Automatic testing FTW
16 Jul 2014
When you’re building something made of software (!), it’s widely-accepted best practice to write tests for it. Nothing new there. Attending an excellent event in Cambridge last week, a superb presentation by Tim Perry from Softwire made me realise something else though.
Writing tests makes your application more secure. This sounds trivial, but I mean tests like “does the widget do what it’s supposed to do” tests, not “does the app refuse log in if the password is wrong”.
Tim’s talk drove it home to me: the tools everybody relies on are flawed. Programming languages, web servers, databases and frameworks will all have vulnerabilities. Unit, functional and integration tests make your app more secure because you can update Python, or nginx, or Rails, run your tests and confidently push out the update. Without fearing that you’ve broken something, you’re able to upgrade, patch the vulnerabilities and move on.
Without tests, the temptation to “leave well alone, upgrading might break stuff” is too strong.
I’m glad that, at Owlstone, for instance, even though we just run a well-known CMS (it could almost entirely be a pure static site), I have a suite of tests I can run after every module upgrade. Hosted on heroku and comprehensively tested, stepwize routinely achieves 100% monthly uptime and very few runtime exceptions. I update it (specifically its Ruby gems regularly). In both these situations, I’ve been able to invest the time and effort to write and maintain tests.
Not all the applications I work on are in the same state, of course. I recently answered an administrator’s request: “hey, why’s this bit of our app stopped working?”. The underlying components were reasonably up-to-date, but nobody had used (or tested) one part of the web app for months. Turned out that Django’s upgrade to version 1.6 changed the behaviour of its BooleanField
class, which the code relied upon. Thorough reading of Django’s (extensive) release notes might not have been enough for the maintainers to realise the impact, but the most basic functional test would’ve flagged it up.
In other applications, the underlying components are out of date, although they are patched against security loopholes.

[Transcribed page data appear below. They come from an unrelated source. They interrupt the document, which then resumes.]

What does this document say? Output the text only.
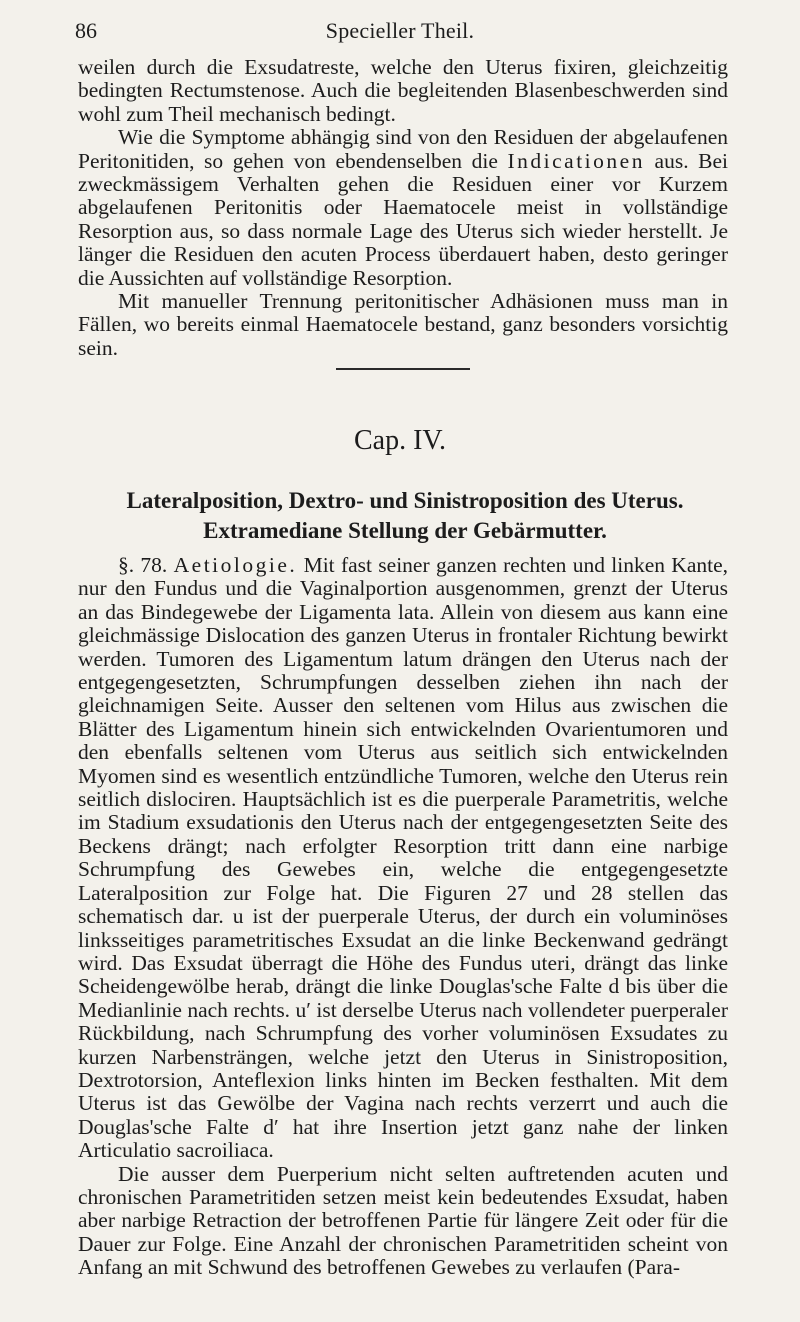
86	Specieller Theil.

weilen durch die Exsudatreste, welche den Uterus fixiren, gleichzeitig bedingten Rectumstenose. Auch die begleitenden Blasenbeschwerden sind wohl zum Theil mechanisch bedingt.

Wie die Symptome abhängig sind von den Residuen der abgelaufenen Peritonitiden, so gehen von ebendenselben die Indicationen aus. Bei zweckmässigem Verhalten gehen die Residuen einer vor Kurzem abgelaufenen Peritonitis oder Haematocele meist in vollständige Resorption aus, so dass normale Lage des Uterus sich wieder herstellt. Je länger die Residuen den acuten Process überdauert haben, desto geringer die Aussichten auf vollständige Resorption.

Mit manueller Trennung peritonitischer Adhäsionen muss man in Fällen, wo bereits einmal Haematocele bestand, ganz besonders vorsichtig sein.

Cap. IV.
Lateralposition, Dextro- und Sinistroposition des Uterus.
Extramediane Stellung der Gebärmutter.

§. 78. Aetiologie. Mit fast seiner ganzen rechten und linken Kante, nur den Fundus und die Vaginalportion ausgenommen, grenzt der Uterus an das Bindegewebe der Ligamenta lata. Allein von diesem aus kann eine gleichmässige Dislocation des ganzen Uterus in frontaler Richtung bewirkt werden. Tumoren des Ligamentum latum drängen den Uterus nach der entgegengesetzten, Schrumpfungen desselben ziehen ihn nach der gleichnamigen Seite. Ausser den seltenen vom Hilus aus zwischen die Blätter des Ligamentum hinein sich entwickelnden Ovarientumoren und den ebenfalls seltenen vom Uterus aus seitlich sich entwickelnden Myomen sind es wesentlich entzündliche Tumoren, welche den Uterus rein seitlich dislociren. Hauptsächlich ist es die puerperale Parametritis, welche im Stadium exsudationis den Uterus nach der entgegengesetzten Seite des Beckens drängt; nach erfolgter Resorption tritt dann eine narbige Schrumpfung des Gewebes ein, welche die entgegengesetzte Lateralposition zur Folge hat. Die Figuren 27 und 28 stellen das schematisch dar. u ist der puerperale Uterus, der durch ein voluminöses linksseitiges parametritisches Exsudat an die linke Beckenwand gedrängt wird. Das Exsudat überragt die Höhe des Fundus uteri, drängt das linke Scheidengewölbe herab, drängt die linke Douglas'sche Falte d bis über die Medianlinie nach rechts. u′ ist derselbe Uterus nach vollendeter puerperaler Rückbildung, nach Schrumpfung des vorher voluminösen Exsudates zu kurzen Narbensträngen, welche jetzt den Uterus in Sinistroposition, Dextrotorsion, Anteflexion links hinten im Becken festhalten. Mit dem Uterus ist das Gewölbe der Vagina nach rechts verzerrt und auch die Douglas'sche Falte d′ hat ihre Insertion jetzt ganz nahe der linken Articulatio sacroiliaca.

Die ausser dem Puerperium nicht selten auftretenden acuten und chronischen Parametritiden setzen meist kein bedeutendes Exsudat, haben aber narbige Retraction der betroffenen Partie für längere Zeit oder für die Dauer zur Folge. Eine Anzahl der chronischen Parametritiden scheint von Anfang an mit Schwund des betroffenen Gewebes zu verlaufen (Para-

Which is better, stability or having the latest libraries? With a well-oiled set of tests you get the best of both worlds, but creating and maintaining tests is expensive, because they require their own development and maintenance. Hopefully as time goes on and the world becomes ever more “web literate”, the time and expense required to create and maintain tests will become more acceptable. Newer test frameworks certainly reduce the necessary developer effort.